Russell describes community spread that inevitably leads to infected nurses and doctors as a double-edged sword.

“We’re being cut on both sides,” Russell said.

On Friday, the state’s department of health said Mississippi had 47 ICU beds available, a number that nearly doubled on Monday with more than 80.

Neshoba County General Hospital CEO Lee McCall said those numbers can be very misleading to the public.

“It’s inaccurate. Twice last week, I contacted multiple hospitals, multiple administrators myself, and asked them: ‘Did they have an available ICU bed?’ And every one of them replied no,” McCall said. “We transported a patient to Pensacola, Florida, the other evening. That was the only accepting facility in a multi state area where we could get the the ventilated patient to. It’s crisis mode right now.”

If a hospital doesn’t have staff to open beds, it can’t transfer critical care patients to those beds, meaning even those without COVID-19-related illnesses have already been affected.

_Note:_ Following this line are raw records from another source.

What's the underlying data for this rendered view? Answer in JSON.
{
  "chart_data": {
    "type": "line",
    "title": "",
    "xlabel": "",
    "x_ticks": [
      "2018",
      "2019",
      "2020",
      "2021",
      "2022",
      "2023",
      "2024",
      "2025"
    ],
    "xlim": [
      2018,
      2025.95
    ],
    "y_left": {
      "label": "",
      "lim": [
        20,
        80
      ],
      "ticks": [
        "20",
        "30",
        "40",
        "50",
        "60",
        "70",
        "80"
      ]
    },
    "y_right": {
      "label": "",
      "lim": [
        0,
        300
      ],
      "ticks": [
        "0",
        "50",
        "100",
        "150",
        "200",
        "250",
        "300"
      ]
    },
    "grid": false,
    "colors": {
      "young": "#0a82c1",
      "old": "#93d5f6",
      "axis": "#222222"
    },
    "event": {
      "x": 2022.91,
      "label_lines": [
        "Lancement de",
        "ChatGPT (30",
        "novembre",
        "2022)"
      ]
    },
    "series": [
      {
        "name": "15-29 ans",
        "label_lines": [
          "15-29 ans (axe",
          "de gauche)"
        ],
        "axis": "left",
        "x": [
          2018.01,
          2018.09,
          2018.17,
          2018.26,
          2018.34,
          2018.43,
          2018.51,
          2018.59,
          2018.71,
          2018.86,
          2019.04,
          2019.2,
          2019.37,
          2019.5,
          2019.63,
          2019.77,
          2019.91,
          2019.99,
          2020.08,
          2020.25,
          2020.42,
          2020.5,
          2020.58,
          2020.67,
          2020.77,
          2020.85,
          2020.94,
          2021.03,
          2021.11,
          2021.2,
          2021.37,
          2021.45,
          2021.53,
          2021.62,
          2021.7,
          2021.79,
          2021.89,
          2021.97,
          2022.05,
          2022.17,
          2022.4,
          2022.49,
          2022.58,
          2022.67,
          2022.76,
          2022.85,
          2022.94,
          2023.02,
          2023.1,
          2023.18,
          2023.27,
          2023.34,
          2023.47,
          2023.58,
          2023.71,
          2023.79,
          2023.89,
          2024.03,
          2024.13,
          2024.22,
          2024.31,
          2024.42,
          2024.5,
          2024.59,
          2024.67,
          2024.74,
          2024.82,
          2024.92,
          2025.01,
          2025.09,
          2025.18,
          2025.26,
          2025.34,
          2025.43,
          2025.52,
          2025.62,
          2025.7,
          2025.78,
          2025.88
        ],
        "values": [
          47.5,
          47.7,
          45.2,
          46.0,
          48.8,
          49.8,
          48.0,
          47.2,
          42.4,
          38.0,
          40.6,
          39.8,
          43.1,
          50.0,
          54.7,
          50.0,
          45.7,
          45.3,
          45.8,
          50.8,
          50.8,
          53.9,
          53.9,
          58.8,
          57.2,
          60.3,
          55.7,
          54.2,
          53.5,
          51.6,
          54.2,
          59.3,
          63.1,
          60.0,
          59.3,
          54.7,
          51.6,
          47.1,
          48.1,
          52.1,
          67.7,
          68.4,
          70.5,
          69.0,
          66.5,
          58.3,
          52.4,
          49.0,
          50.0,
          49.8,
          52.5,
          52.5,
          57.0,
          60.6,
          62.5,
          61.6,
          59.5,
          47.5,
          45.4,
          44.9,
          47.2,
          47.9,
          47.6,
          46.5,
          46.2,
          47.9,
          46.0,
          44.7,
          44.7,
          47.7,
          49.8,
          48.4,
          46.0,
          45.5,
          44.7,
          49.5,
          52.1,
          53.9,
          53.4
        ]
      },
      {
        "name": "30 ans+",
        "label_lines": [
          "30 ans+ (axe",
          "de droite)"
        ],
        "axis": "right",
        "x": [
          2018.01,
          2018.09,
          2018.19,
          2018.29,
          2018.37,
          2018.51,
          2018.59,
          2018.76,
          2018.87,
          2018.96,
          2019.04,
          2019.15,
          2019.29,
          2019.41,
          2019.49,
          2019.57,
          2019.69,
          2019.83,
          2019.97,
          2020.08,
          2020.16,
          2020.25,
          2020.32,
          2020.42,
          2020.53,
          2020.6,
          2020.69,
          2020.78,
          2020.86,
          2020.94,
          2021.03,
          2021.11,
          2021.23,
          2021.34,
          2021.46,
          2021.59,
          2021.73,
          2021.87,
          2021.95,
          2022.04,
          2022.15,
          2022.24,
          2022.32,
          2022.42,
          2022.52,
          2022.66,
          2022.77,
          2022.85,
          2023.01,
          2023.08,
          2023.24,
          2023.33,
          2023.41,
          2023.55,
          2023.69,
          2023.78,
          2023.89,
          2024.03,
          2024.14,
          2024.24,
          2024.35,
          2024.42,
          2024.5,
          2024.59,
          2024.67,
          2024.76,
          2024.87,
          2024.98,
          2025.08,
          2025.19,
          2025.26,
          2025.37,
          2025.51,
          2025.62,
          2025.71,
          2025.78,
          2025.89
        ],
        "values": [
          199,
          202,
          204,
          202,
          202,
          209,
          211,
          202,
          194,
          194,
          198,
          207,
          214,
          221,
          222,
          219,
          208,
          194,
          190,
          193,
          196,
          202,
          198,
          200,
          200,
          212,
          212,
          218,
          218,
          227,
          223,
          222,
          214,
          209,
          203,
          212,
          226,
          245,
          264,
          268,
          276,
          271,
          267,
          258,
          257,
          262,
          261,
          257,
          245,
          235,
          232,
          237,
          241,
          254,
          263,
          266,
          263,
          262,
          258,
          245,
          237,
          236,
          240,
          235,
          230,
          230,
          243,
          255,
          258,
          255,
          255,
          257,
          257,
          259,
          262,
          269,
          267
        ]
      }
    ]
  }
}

“It could be a brain bleed, it could be a heart attack. It could be any series of illnesses that are going on that require for you to get to a higher level of care,” McCall said. “And we can’t get you there.”

Singing River has approximately 70 ICU beds spread across the three hospitals in its network, but fewer nurses and health care workers mean they’re less likely to accept transfers, too.

“During the Delta surge, our hospitals accepted over 100 patients from other places in this state,” Russell said. “We are not in the position to do that again. And looking at the fact there’s going to be more people impacted, it is a cause of concern. I’m a lifelong resident of the state, I worry about the citizens of this state. And we are in a very worrisome situation.”

On Friday, the Mississippi State Department of Health’s director of health protection, Jim Craig, told reporters that resources are tight throughout the country when it comes to additional employees, especially in nursing.

“I don’t know that we’re going to be able to draw in the type of staffing levels that we saw in Delta from anywhere in the country right now, including some of these federal resources,” Craig said.

Still, Russell said they need to try.

The first step, both administrators agree, is for Gov. Tate Reeves to issue a state of emergency so those resources can be more easily obtained.

Reeves allowed the original emergency order to expire in November.

“We have been facing these surges for two years, and it’s taken a toll. I do know that more assistance from the state in forms of funding would be appreciated. Every hospital I’ve talked to is in major financial disarray due to COVID,” Russell said. “COVID does not pay well, there are times we have had to not do procedures that we need to do. And definitely more federal assistance would be appreciated. But if it doesn’t make it down to the hospitals, where they can parlay it into resources itself, it is a problem.”